Samantha is an artist with a special talent for copying the greatest hits of art history only in miniature. As a result, she became the subject of ‘human interest’ stories, locally, and then nationally. I know, it’s a strange thing to achieve recognition for—she’s aware of the absurdity of it. From the time she was a little kid, her father exploited her talent to make money, she concluded early on that if rich people are stupid enough to lay out thousands of dollars to pay for a miniature copy of Van Gogh’s Starry Night painted by some little kid they see as some kind of idiot savant, then why not? Every time she’s commissioned to paint “repeats” such as the Mona Lisa, she makes it smaller than the last time she made it (she imagines it will be the size of a postage stamp someday.) Changing the size slightly makes it “different” enough so she doesn’t get bored making it.

It seems she has a good life, but the crux is what she’s missing—she wants to paint something of her own. In the first drafts, the original conversation between Samantha and Guthrie was partially about this (and many other things, some of them silly) while they’re on a journey out west. Why were they out there, where did they come from, and what their relationship is supposed to be became a study about the meaning of love. How does an autistic woman express that emotion? Not that well—tho’ she tries very hard to express her feelings. Her obsessive-compulsive fixations cause an emotional upheaval that is overwhelming not only for her, but also for the recipient of her attention. Her sketchbooks are filled with the portraits of the people in her life who she loves, Lenore (her mother), Whitley (her father), Helena (her half-sister), Guthrie (who is her step-brother from her father’s previous marriage), and her friend, Sylvester. The quirk to her autism is her keen observation of faces and expressions—while she may not respond appropriately to the emotions of others, she’s studying them all the time, and is conscious of what is conveyed by an individual’s expressions. Often, the portraits become entangled in a mesh of pencil lines—random marks made and followed and will go on to the next page filling the paper edge to edge—these drawings are her natural self-expression, but because she’s never been encouraged to focus on making art from her own ideas, she doesn’t see their importance.
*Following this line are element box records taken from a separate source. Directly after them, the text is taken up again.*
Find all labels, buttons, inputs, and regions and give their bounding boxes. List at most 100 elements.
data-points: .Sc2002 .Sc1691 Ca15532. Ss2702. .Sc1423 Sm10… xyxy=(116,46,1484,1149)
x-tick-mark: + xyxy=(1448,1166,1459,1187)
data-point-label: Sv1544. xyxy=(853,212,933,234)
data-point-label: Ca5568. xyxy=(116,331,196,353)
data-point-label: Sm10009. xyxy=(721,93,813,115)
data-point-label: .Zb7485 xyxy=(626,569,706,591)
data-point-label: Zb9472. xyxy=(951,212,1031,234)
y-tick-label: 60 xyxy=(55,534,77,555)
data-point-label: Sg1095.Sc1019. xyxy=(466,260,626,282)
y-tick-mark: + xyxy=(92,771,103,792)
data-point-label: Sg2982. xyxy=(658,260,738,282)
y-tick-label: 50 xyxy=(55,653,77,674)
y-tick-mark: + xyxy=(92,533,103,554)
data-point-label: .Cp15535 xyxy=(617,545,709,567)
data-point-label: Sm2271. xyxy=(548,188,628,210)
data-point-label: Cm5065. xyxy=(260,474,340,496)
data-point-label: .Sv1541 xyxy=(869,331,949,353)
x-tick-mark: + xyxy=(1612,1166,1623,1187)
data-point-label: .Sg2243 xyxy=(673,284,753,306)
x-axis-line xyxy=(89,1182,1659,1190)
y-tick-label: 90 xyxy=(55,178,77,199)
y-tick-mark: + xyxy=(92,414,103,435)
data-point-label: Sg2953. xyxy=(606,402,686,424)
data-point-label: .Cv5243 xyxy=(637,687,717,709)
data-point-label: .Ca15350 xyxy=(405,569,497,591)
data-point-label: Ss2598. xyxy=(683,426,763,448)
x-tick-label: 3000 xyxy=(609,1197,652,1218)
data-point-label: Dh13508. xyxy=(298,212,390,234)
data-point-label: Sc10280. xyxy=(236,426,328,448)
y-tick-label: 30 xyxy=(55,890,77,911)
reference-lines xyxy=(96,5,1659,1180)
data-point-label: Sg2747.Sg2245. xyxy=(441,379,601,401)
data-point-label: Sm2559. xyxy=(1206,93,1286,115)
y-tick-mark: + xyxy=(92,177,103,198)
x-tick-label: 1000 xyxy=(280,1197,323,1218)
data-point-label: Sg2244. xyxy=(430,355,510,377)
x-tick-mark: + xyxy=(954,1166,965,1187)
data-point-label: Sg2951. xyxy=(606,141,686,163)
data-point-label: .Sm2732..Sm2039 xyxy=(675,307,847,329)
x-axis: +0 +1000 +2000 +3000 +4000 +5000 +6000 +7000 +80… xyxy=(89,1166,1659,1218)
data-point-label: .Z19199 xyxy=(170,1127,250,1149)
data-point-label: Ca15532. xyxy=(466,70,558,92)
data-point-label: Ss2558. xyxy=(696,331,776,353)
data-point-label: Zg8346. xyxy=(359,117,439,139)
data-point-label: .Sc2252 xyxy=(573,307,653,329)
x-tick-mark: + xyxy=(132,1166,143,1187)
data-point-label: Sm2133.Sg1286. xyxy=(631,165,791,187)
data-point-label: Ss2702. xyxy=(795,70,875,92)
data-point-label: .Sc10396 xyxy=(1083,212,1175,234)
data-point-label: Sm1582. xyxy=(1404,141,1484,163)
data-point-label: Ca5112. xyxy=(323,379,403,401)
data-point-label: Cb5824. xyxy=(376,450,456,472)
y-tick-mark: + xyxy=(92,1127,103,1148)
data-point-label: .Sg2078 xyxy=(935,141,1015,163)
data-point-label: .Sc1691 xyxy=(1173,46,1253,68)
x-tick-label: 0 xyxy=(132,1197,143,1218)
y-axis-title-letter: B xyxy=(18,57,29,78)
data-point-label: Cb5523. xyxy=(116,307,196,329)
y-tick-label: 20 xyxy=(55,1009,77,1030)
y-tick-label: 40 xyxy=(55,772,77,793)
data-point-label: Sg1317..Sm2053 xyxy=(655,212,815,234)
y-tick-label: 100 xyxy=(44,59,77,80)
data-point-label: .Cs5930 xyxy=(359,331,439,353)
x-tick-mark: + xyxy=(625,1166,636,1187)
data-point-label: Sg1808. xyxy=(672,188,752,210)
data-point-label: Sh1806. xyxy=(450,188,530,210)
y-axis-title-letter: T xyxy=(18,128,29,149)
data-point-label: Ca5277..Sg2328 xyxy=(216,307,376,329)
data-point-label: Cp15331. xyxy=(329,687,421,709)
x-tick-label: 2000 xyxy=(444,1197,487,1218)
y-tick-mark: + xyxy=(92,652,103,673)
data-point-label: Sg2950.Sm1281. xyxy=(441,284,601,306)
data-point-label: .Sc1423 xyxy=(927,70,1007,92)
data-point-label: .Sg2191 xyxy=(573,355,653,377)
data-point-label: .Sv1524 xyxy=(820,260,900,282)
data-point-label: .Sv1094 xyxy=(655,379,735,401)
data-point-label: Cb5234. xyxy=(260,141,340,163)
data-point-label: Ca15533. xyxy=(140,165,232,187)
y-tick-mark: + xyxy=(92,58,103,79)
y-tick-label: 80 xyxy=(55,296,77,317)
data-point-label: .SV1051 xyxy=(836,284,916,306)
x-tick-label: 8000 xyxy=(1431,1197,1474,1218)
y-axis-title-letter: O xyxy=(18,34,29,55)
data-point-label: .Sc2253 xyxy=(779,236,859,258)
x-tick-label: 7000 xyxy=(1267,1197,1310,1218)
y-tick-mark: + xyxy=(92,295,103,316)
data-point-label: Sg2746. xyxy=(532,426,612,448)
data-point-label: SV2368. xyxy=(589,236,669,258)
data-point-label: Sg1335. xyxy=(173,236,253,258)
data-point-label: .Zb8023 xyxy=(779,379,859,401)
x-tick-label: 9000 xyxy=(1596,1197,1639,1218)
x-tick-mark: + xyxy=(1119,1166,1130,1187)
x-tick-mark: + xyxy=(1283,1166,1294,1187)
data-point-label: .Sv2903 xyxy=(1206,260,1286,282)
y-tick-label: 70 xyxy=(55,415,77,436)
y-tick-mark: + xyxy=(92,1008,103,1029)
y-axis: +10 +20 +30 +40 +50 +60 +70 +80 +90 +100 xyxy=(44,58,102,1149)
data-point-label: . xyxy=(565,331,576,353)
These issues were the basic backbone of the book, the rest evolved over time. The strangest things happen while writing a book—a whole lot of “unexpected” emerges from the fertile ground of the primary source of the story. It always amazes me where the original idea takes me, it all seems so simple at first, then there’s this beautiful sense of wonder that occurs as pieces fall into place, I go with the flow because it feels right—it’s truly magical how it happens. This book turned out to be a bigger, far more complex story than I initially imagined, and there were times I feared I took on something too big. It surprises me that I wrote it in that “I really wrote this book!” sort of way. I’m a little bit partial to The Fractured Hues of White Light—I think “she’s” my favorite novel because it was so challenging to write it.